Zum Kommentar „Alles wird zugebaut“ in der Ausgabe vom 28. Oktober erreichte die Redaktion nachfolgender Leserbrief. Leserbriefe geben ausschließlich die Meinung ihrer Verfasser wieder. Die Redaktion behält sich Kürzungen vor.
Lieber Herr Schlosser, als „Linksliberaler“ bezeichnet zu werden ist für mich eine neue Erfahrung, aber wenn es mit meiner Fürsprache für den sozialen Wohnungsbau zu tun hat, dann habe ich keine Probleme damit. Der soziale Wohnungsbau war integraler Bestandteil der sozialen Markwirtschaft der 50er- und 60er-Jahre. Nur ist bei den durchaus berechtigten, weltweiten Entstaatlichungsaktionen der 80er- und 90er-Jahre dieses erfolgreiche Kind mit dem Badewasser ausgeschüttet worden.
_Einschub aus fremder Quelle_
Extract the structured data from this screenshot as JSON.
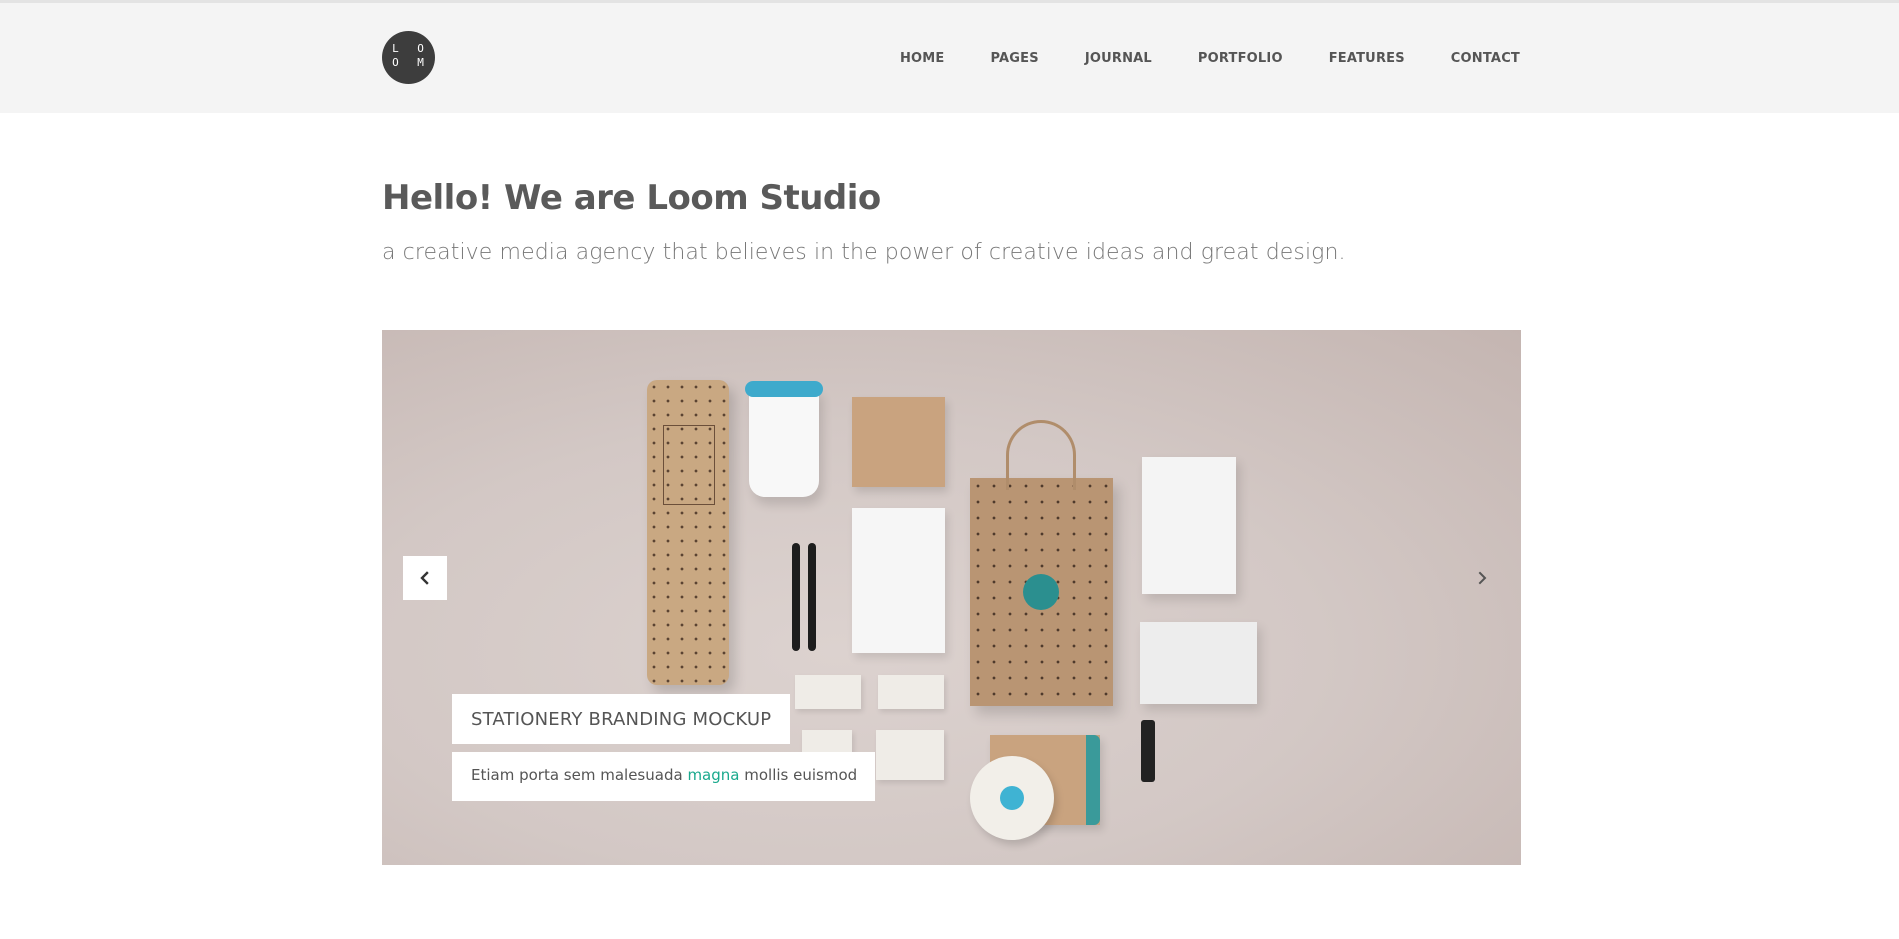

Ich möchte die Gelegenheit wahrnehmen, einige volkswirtschaftliche Argumente dafür anzubieten. Der wirtschaftliche Erfolg eines Großraums wie der Rhein-Main-Region beruht nicht nur auf Bankdirektoren oder gar Verlegern und Ingenieuren (wie Sie und ich), sondern auf vielen Dienstleistern, die weniger verdienen. Wir brauchen hier Krankenschwestern, Erzieher und Erzieherinnen, aber auch ungelernte Arbeitskräfte, die beispielsweise für das Gepäck am Flughafen sorgen. Und diese Leute brauchen auch Wohnungen.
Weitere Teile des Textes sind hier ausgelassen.